Snort comes with a number of performance measurement options. In 2.6 –enable-perfprofiling was introduced. Also, –enable-profile builds Snort for use with gprof. Next to those you can use strace and ltrace with the -c option to see the ammount of time spend in the several functions.
I already knew the problem was related to my new Stream4 code, since running Snort_inline without the ‘stream4inline’ option made the problem go away. So my performance debugging and code reviews were focussed on that code. However, the performance statistics showed no functions that took large ammounts of time in Stream4.

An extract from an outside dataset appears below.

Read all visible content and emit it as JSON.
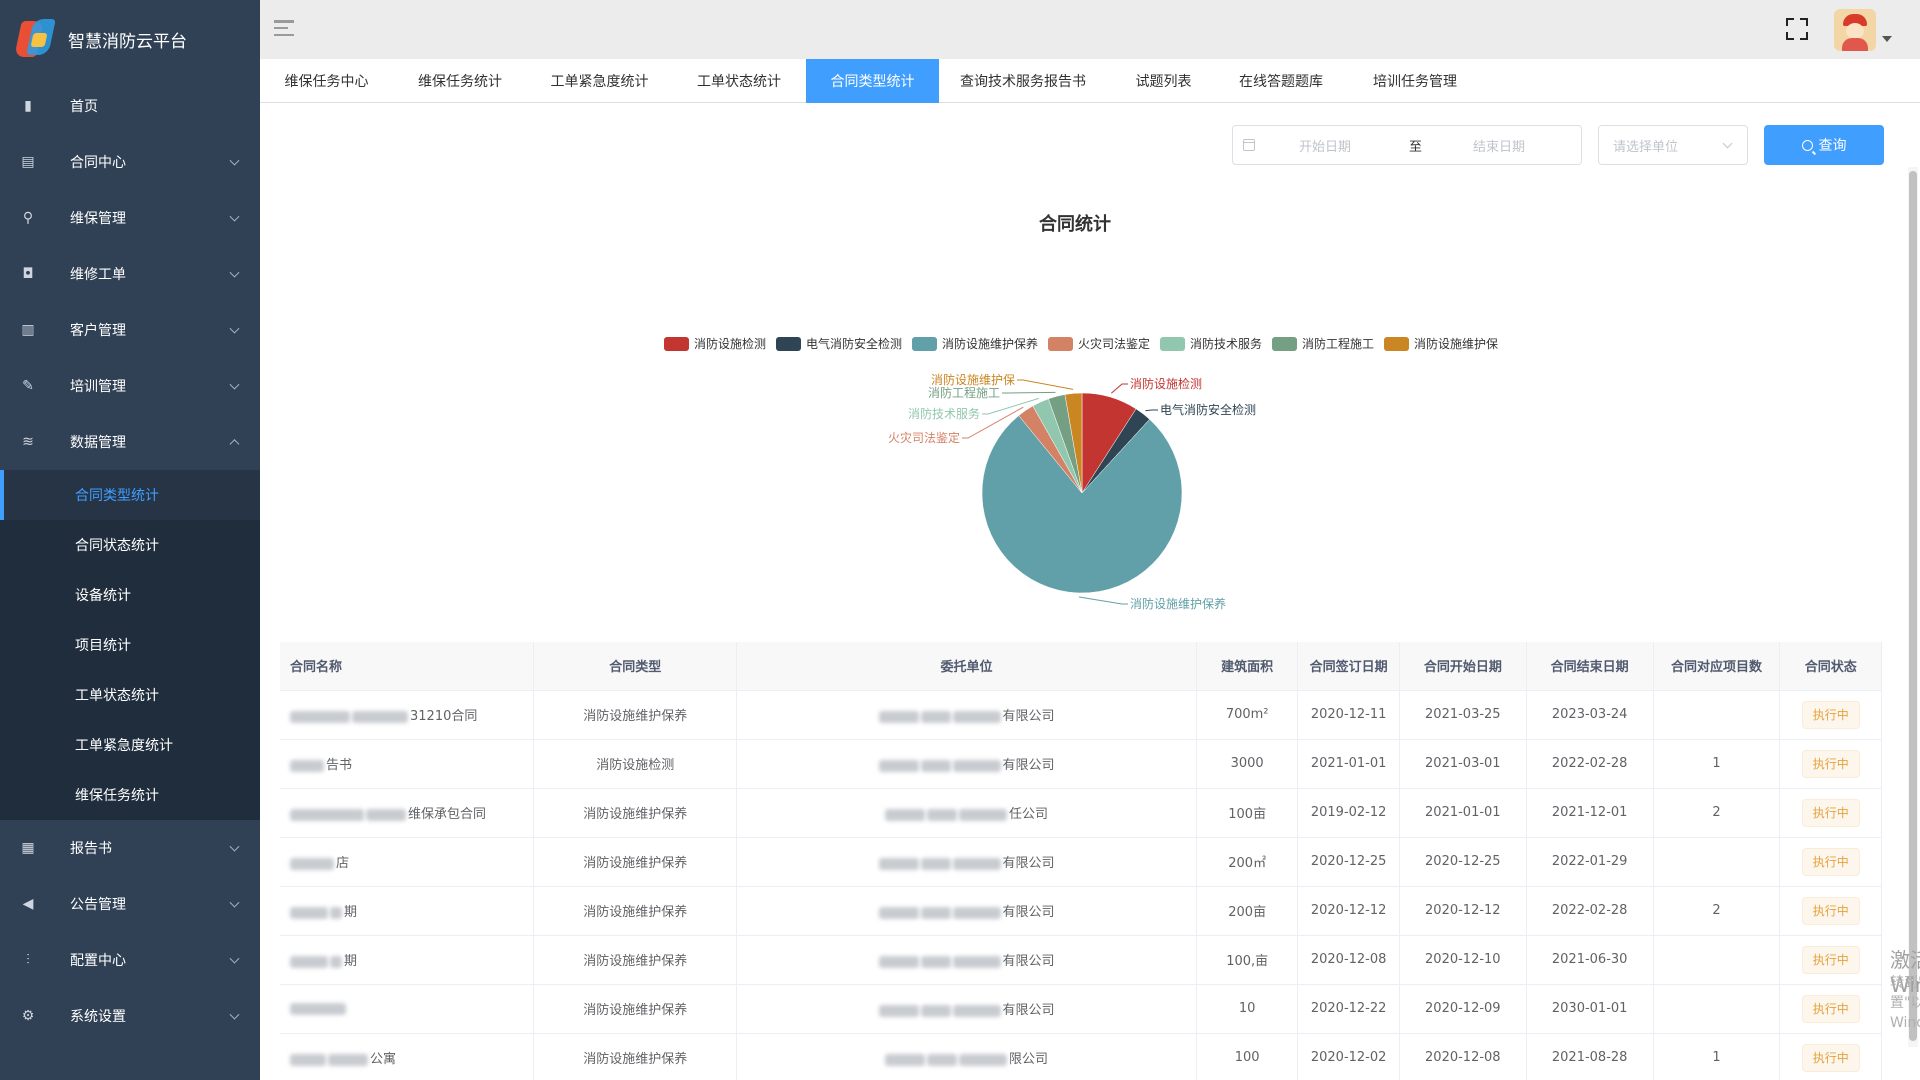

The Stream4 modificatons I have written for Snort_inline are aimed at being able to drop on alerts that were fired on the reassembled stream. In Snort_inline 2.4 this was just done by calling the reassembly functions for every (data) packet received and scanning a reassembled stream every time. This worked quite well, except with regard to performance, since Snort_inline needed create the reassembled stream for every packet. With many small packets in a stream this killed performance.
With the new code I have taken a different approach. For every stream there is a cache that keeps the reassembled stream stored and new packets are just added to it. This way the actions that have to be taken for each packet are significantly reduced. This comes at a cost of memory of course, but my performance testing shows that the approach works very well.

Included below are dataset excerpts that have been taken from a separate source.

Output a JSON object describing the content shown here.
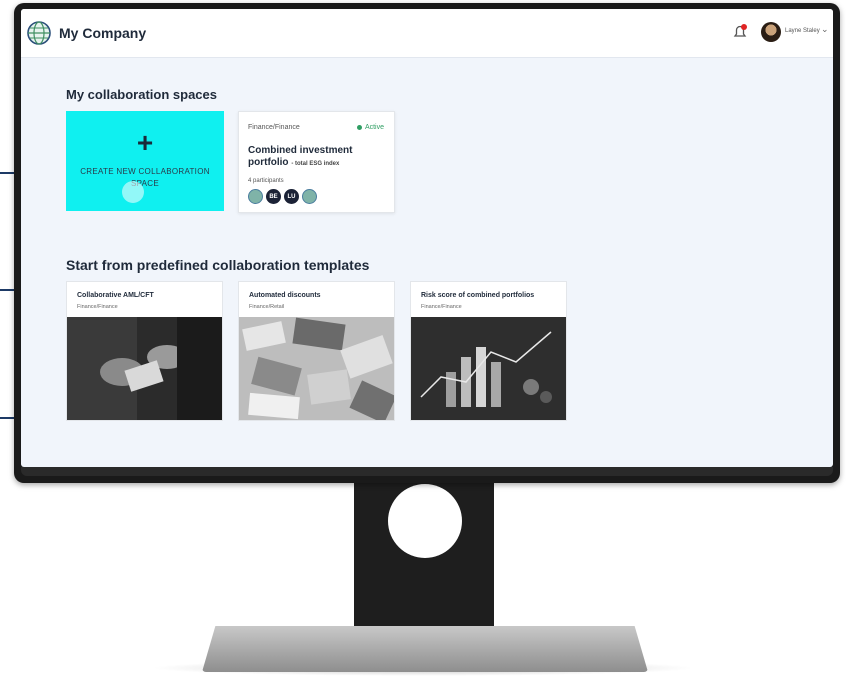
{
  "header": {
    "title": "My Company",
    "user_name": "Layne Staley"
  },
  "spaces_section": {
    "heading": "My collaboration spaces",
    "create_card": {
      "plus": "+",
      "label": "CREATE NEW COLLABORATION SPACE"
    },
    "space_card": {
      "category": "Finance/Finance",
      "status": "Active",
      "title": "Combined investment portfolio",
      "subtitle": "- total ESG index",
      "participants": "4 participants",
      "chips": [
        "",
        "BE",
        "LU",
        ""
      ]
    }
  },
  "templates_section": {
    "heading": "Start from predefined collaboration templates",
    "templates": [
      {
        "title": "Collaborative AML/CFT",
        "category": "Finance/Finance"
      },
      {
        "title": "Automated discounts",
        "category": "Finance/Retail"
      },
      {
        "title": "Risk score of combined portfolios",
        "category": "Finance/Finance"
      }
    ]
  },
  "colors": {
    "accent": "#00f0f0",
    "status_active": "#2f9e63",
    "connector": "#1d3a66"
  }
}
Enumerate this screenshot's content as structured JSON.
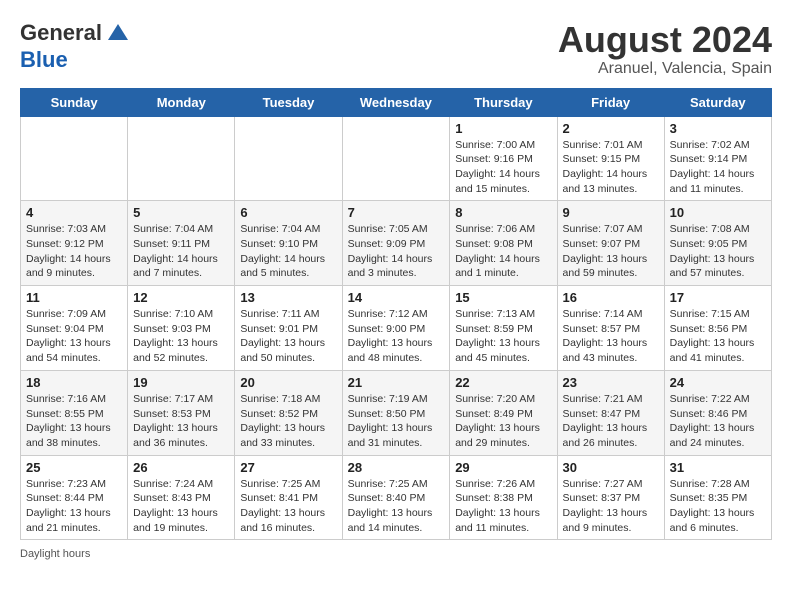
{
  "header": {
    "logo_general": "General",
    "logo_blue": "Blue",
    "month_year": "August 2024",
    "location": "Aranuel, Valencia, Spain"
  },
  "days_of_week": [
    "Sunday",
    "Monday",
    "Tuesday",
    "Wednesday",
    "Thursday",
    "Friday",
    "Saturday"
  ],
  "weeks": [
    [
      {
        "day": "",
        "info": ""
      },
      {
        "day": "",
        "info": ""
      },
      {
        "day": "",
        "info": ""
      },
      {
        "day": "",
        "info": ""
      },
      {
        "day": "1",
        "info": "Sunrise: 7:00 AM\nSunset: 9:16 PM\nDaylight: 14 hours and 15 minutes."
      },
      {
        "day": "2",
        "info": "Sunrise: 7:01 AM\nSunset: 9:15 PM\nDaylight: 14 hours and 13 minutes."
      },
      {
        "day": "3",
        "info": "Sunrise: 7:02 AM\nSunset: 9:14 PM\nDaylight: 14 hours and 11 minutes."
      }
    ],
    [
      {
        "day": "4",
        "info": "Sunrise: 7:03 AM\nSunset: 9:12 PM\nDaylight: 14 hours and 9 minutes."
      },
      {
        "day": "5",
        "info": "Sunrise: 7:04 AM\nSunset: 9:11 PM\nDaylight: 14 hours and 7 minutes."
      },
      {
        "day": "6",
        "info": "Sunrise: 7:04 AM\nSunset: 9:10 PM\nDaylight: 14 hours and 5 minutes."
      },
      {
        "day": "7",
        "info": "Sunrise: 7:05 AM\nSunset: 9:09 PM\nDaylight: 14 hours and 3 minutes."
      },
      {
        "day": "8",
        "info": "Sunrise: 7:06 AM\nSunset: 9:08 PM\nDaylight: 14 hours and 1 minute."
      },
      {
        "day": "9",
        "info": "Sunrise: 7:07 AM\nSunset: 9:07 PM\nDaylight: 13 hours and 59 minutes."
      },
      {
        "day": "10",
        "info": "Sunrise: 7:08 AM\nSunset: 9:05 PM\nDaylight: 13 hours and 57 minutes."
      }
    ],
    [
      {
        "day": "11",
        "info": "Sunrise: 7:09 AM\nSunset: 9:04 PM\nDaylight: 13 hours and 54 minutes."
      },
      {
        "day": "12",
        "info": "Sunrise: 7:10 AM\nSunset: 9:03 PM\nDaylight: 13 hours and 52 minutes."
      },
      {
        "day": "13",
        "info": "Sunrise: 7:11 AM\nSunset: 9:01 PM\nDaylight: 13 hours and 50 minutes."
      },
      {
        "day": "14",
        "info": "Sunrise: 7:12 AM\nSunset: 9:00 PM\nDaylight: 13 hours and 48 minutes."
      },
      {
        "day": "15",
        "info": "Sunrise: 7:13 AM\nSunset: 8:59 PM\nDaylight: 13 hours and 45 minutes."
      },
      {
        "day": "16",
        "info": "Sunrise: 7:14 AM\nSunset: 8:57 PM\nDaylight: 13 hours and 43 minutes."
      },
      {
        "day": "17",
        "info": "Sunrise: 7:15 AM\nSunset: 8:56 PM\nDaylight: 13 hours and 41 minutes."
      }
    ],
    [
      {
        "day": "18",
        "info": "Sunrise: 7:16 AM\nSunset: 8:55 PM\nDaylight: 13 hours and 38 minutes."
      },
      {
        "day": "19",
        "info": "Sunrise: 7:17 AM\nSunset: 8:53 PM\nDaylight: 13 hours and 36 minutes."
      },
      {
        "day": "20",
        "info": "Sunrise: 7:18 AM\nSunset: 8:52 PM\nDaylight: 13 hours and 33 minutes."
      },
      {
        "day": "21",
        "info": "Sunrise: 7:19 AM\nSunset: 8:50 PM\nDaylight: 13 hours and 31 minutes."
      },
      {
        "day": "22",
        "info": "Sunrise: 7:20 AM\nSunset: 8:49 PM\nDaylight: 13 hours and 29 minutes."
      },
      {
        "day": "23",
        "info": "Sunrise: 7:21 AM\nSunset: 8:47 PM\nDaylight: 13 hours and 26 minutes."
      },
      {
        "day": "24",
        "info": "Sunrise: 7:22 AM\nSunset: 8:46 PM\nDaylight: 13 hours and 24 minutes."
      }
    ],
    [
      {
        "day": "25",
        "info": "Sunrise: 7:23 AM\nSunset: 8:44 PM\nDaylight: 13 hours and 21 minutes."
      },
      {
        "day": "26",
        "info": "Sunrise: 7:24 AM\nSunset: 8:43 PM\nDaylight: 13 hours and 19 minutes."
      },
      {
        "day": "27",
        "info": "Sunrise: 7:25 AM\nSunset: 8:41 PM\nDaylight: 13 hours and 16 minutes."
      },
      {
        "day": "28",
        "info": "Sunrise: 7:25 AM\nSunset: 8:40 PM\nDaylight: 13 hours and 14 minutes."
      },
      {
        "day": "29",
        "info": "Sunrise: 7:26 AM\nSunset: 8:38 PM\nDaylight: 13 hours and 11 minutes."
      },
      {
        "day": "30",
        "info": "Sunrise: 7:27 AM\nSunset: 8:37 PM\nDaylight: 13 hours and 9 minutes."
      },
      {
        "day": "31",
        "info": "Sunrise: 7:28 AM\nSunset: 8:35 PM\nDaylight: 13 hours and 6 minutes."
      }
    ]
  ],
  "footer": {
    "daylight_label": "Daylight hours"
  }
}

Back to the bug. I noticed from the performance reports, that in stream4inline mode much more time was spend in the detection functions. This was not really a surprise. Since we scan data in a sliding window of packets, we end up scanning the same data more than once. So a (small) performance penalty is expected.

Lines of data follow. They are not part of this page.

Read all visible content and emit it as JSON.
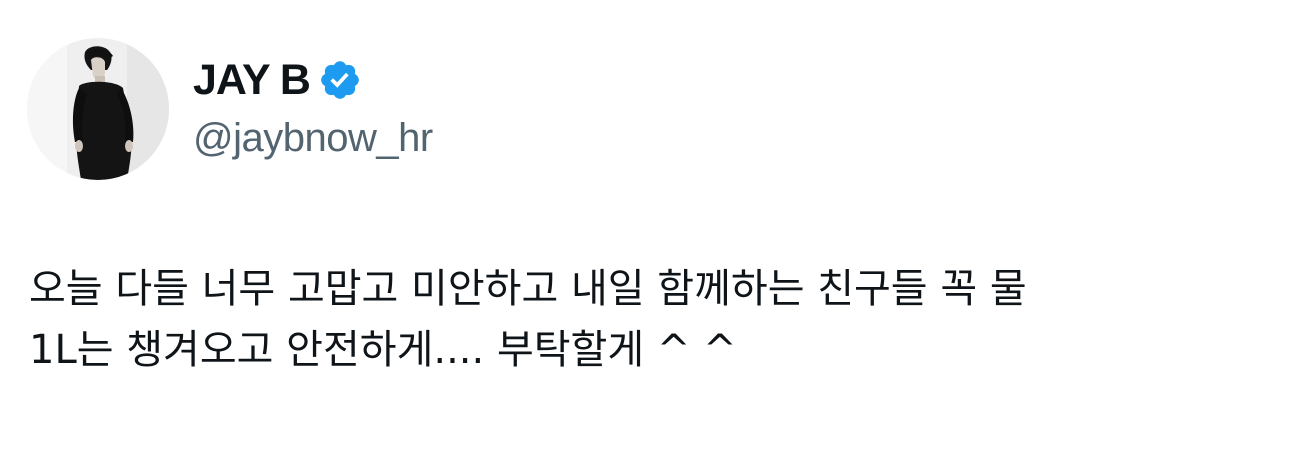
{
  "author": {
    "display_name": "JAY B",
    "handle": "@jaybnow_hr",
    "verified": true,
    "verified_color": "#1d9bf0"
  },
  "tweet": {
    "text_lines": [
      "오늘 다들 너무 고맙고 미안하고 내일 함께하는 친구들 꼭 물",
      "1L는 챙겨오고 안전하게.... 부탁할게 ^ ^"
    ]
  },
  "icons": {
    "verified_badge": "verified-check-icon"
  }
}
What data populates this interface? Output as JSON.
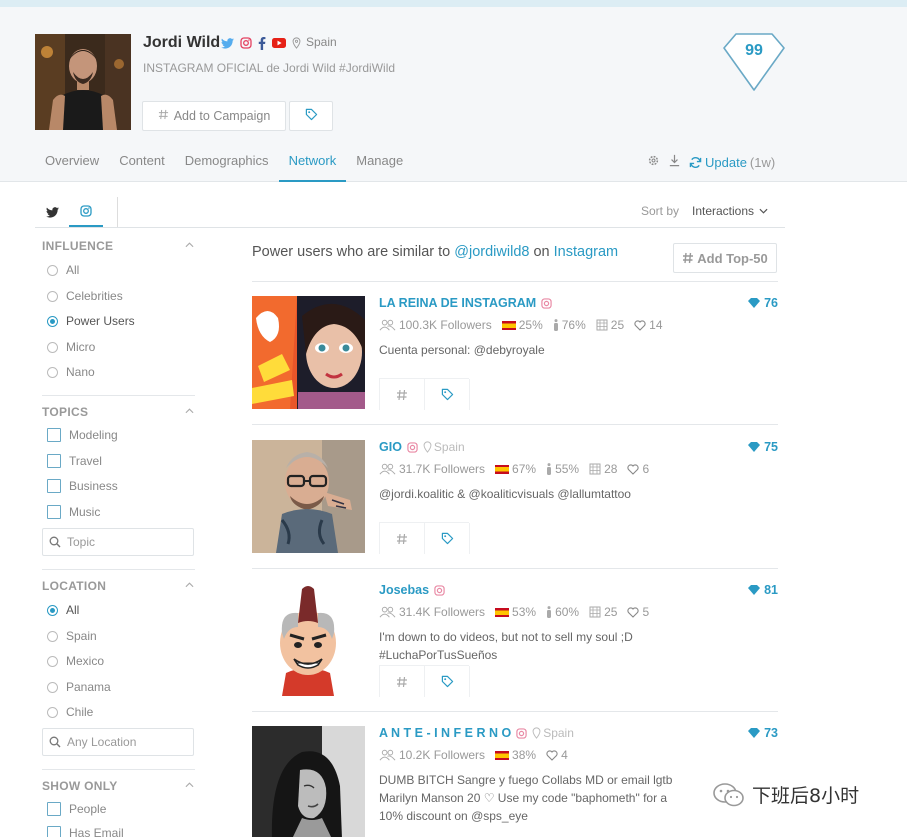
{
  "profile": {
    "name": "Jordi Wild",
    "location": "Spain",
    "bio": "INSTAGRAM OFICIAL de Jordi Wild #JordiWild",
    "score": "99",
    "add_campaign_label": "Add to Campaign"
  },
  "tabs": [
    {
      "label": "Overview",
      "active": false
    },
    {
      "label": "Content",
      "active": false
    },
    {
      "label": "Demographics",
      "active": false
    },
    {
      "label": "Network",
      "active": true
    },
    {
      "label": "Manage",
      "active": false
    }
  ],
  "update": {
    "label": "Update",
    "age": "(1w)"
  },
  "sort": {
    "label": "Sort by",
    "value": "Interactions"
  },
  "sidebar": {
    "influence": {
      "title": "INFLUENCE",
      "options": [
        {
          "label": "All",
          "selected": false
        },
        {
          "label": "Celebrities",
          "selected": false
        },
        {
          "label": "Power Users",
          "selected": true
        },
        {
          "label": "Micro",
          "selected": false
        },
        {
          "label": "Nano",
          "selected": false
        }
      ]
    },
    "topics": {
      "title": "TOPICS",
      "options": [
        {
          "label": "Modeling"
        },
        {
          "label": "Travel"
        },
        {
          "label": "Business"
        },
        {
          "label": "Music"
        }
      ],
      "placeholder": "Topic"
    },
    "location": {
      "title": "LOCATION",
      "options": [
        {
          "label": "All",
          "selected": true
        },
        {
          "label": "Spain",
          "selected": false
        },
        {
          "label": "Mexico",
          "selected": false
        },
        {
          "label": "Panama",
          "selected": false
        },
        {
          "label": "Chile",
          "selected": false
        }
      ],
      "placeholder": "Any Location"
    },
    "show_only": {
      "title": "SHOW ONLY",
      "options": [
        {
          "label": "People"
        },
        {
          "label": "Has Email"
        }
      ]
    }
  },
  "main": {
    "heading_prefix": "Power users who are similar to",
    "heading_user": "@jordiwild8",
    "heading_on": "on",
    "heading_platform": "Instagram",
    "add_top_label": "Add Top-50"
  },
  "cards": [
    {
      "name": "LA REINA DE INSTAGRAM",
      "location": "",
      "score": "76",
      "followers": "100.3K Followers",
      "country_pct": "25%",
      "gender_pct": "76%",
      "age": "25",
      "likes": "14",
      "bio": "Cuenta personal: @debyroyale"
    },
    {
      "name": "GIO",
      "location": "Spain",
      "score": "75",
      "followers": "31.7K Followers",
      "country_pct": "67%",
      "gender_pct": "55%",
      "age": "28",
      "likes": "6",
      "bio": "@jordi.koalitic & @koaliticvisuals @lallumtattoo"
    },
    {
      "name": "Josebas",
      "location": "",
      "score": "81",
      "followers": "31.4K Followers",
      "country_pct": "53%",
      "gender_pct": "60%",
      "age": "25",
      "likes": "5",
      "bio": "I'm down to do videos, but not to sell my soul ;D #LuchaPorTusSueños"
    },
    {
      "name": "A N T E - I N F E R N O",
      "location": "Spain",
      "score": "73",
      "followers": "10.2K Followers",
      "country_pct": "38%",
      "gender_pct": "",
      "age": "",
      "likes": "4",
      "bio": "DUMB BITCH Sangre y fuego Collabs MD or email lgtb Marilyn Manson 20 ♡ Use my code \"baphometh\" for a 10% discount on @sps_eye"
    }
  ],
  "watermark": {
    "text": "下班后8小时"
  },
  "colors": {
    "accent": "#2a9ac4",
    "header_bg": "#f5f7f9",
    "flag_red": "#c60b1e",
    "flag_yellow": "#ffc400"
  }
}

However the performance hit was big and thats how I finally found the bug. It turned out that one little check was missing from my Stream4 code. If a packet without a payload was received, for example just an ACK packet, my code still setup the reassembled stream in such a way that it would be scanned. This makes no sense, since the reassembled stream wasn’t changed since the last scan because the packet contained no data.
So in the end, Snort_inline was scanning the same data over and over again, without any changes to it. In a large file transfer, data flows one way, empty ACK packets the other. Due to this bug, the empty ACK packets were a great performance hit.
More good news, it turns out that this bug was also responseble for the http_inspect issue I was having, where some unified alerts missed a payload. If there is a mismatch between what it scanned (the cache) and the actual payload of the packets (or lack thereof), then it makes sense the alert code can’t get the right payload to go with the alert.
So, with this out of the way, I think we can finally release a public Beta next week or so!